А он не оправдывает ожиданий.

…В пору нашей общей, хоть и разновозрастной молодости я, среди иного прочего, поведал ему историю своего отца. Рабочий, мечтавший о шоферской карьере, которая не сложилась из-за дальтонизма, и оттого трудившийся на загадочной галалитной пиле (дело было на фабрике, производившей пуговицы), он вдруг был совращен приятелями в «искусство». Попросту говоря, будучи, видимо, музыкальным от своей рязанской породы, хоть и не игравший ни на одном инструменте – о знании нот не приходится и говорить, – стал джазистом. Овладел трубой, потом, по беззубости, перешел на ударные – после войны в нашем чулане долго хранились барабаны, огромный и поменьше, тарелки, щетки, чей вид помню, о назначении догадываюсь, точного, профессионального наименования не знаю.

Выступал в ресторанах, что переросло в проблему даже для нашей, достаточно пьющей семьи; в кинотеатрах.

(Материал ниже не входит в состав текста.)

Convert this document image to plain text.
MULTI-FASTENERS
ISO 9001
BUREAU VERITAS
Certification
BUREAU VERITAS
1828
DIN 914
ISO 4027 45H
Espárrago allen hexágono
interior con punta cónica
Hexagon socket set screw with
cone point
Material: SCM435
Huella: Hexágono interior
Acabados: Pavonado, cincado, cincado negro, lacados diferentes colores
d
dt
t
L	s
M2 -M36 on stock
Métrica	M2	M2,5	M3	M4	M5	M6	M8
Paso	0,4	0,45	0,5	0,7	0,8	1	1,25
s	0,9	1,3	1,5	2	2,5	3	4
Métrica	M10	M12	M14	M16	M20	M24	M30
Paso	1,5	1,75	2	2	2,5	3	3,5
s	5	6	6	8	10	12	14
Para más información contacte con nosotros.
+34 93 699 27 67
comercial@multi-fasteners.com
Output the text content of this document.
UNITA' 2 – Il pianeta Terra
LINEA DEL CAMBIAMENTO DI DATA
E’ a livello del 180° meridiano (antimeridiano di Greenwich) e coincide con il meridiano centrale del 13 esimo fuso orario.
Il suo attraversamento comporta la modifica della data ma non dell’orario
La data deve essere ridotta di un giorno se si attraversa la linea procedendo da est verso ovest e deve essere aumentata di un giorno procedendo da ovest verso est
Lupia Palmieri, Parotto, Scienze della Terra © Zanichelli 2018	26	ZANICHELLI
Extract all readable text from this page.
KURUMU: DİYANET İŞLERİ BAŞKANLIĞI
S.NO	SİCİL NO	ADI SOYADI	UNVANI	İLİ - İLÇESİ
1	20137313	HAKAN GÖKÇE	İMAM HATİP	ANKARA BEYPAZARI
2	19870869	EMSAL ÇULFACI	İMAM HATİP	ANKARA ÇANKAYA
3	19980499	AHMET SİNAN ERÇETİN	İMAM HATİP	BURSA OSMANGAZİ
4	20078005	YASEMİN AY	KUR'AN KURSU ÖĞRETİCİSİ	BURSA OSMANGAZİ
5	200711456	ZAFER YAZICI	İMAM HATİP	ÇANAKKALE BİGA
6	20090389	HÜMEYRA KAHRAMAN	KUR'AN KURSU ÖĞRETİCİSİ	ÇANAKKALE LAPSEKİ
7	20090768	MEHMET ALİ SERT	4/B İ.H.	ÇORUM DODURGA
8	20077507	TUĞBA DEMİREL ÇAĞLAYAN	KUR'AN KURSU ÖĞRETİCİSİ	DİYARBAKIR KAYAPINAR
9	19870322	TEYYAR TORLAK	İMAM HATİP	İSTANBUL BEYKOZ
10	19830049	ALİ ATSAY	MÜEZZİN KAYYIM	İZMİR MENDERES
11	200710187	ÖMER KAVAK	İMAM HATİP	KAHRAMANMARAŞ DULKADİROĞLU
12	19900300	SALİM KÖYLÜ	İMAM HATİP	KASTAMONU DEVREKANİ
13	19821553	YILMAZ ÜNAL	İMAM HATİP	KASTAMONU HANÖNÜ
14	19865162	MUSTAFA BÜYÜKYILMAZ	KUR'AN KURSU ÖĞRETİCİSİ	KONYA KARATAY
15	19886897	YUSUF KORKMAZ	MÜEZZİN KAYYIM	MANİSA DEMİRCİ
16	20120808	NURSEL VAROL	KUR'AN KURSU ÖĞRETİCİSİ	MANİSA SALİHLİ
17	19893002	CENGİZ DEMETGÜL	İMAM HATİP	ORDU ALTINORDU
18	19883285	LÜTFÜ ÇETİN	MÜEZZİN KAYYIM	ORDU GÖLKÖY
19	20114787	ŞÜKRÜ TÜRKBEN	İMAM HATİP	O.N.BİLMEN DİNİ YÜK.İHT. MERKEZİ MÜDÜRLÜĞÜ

С последнего места работы, из кинотеатра «Перекоп», и был взят в ополчение летом 41-го.

(Отвлекусь: день ухода отца – самый первый, который я помню целиком, с утра до вечера. Вот мама везет меня из подмосковной Мамонтовки, где я был в детском саду; вот сигнал воздушной тревоги, и мы всем двором прячемся в общем погребе – потом, до эвакуации, будем уходить на ночевку на станцию метро «Сокольники». Вот приходит отец – в гимнастерке, в обмотках. Помню накрытый стол; помню, как провожали отца до Преображенской заставы; он вскочил на подножку трамвая; мама заплакала… Все.)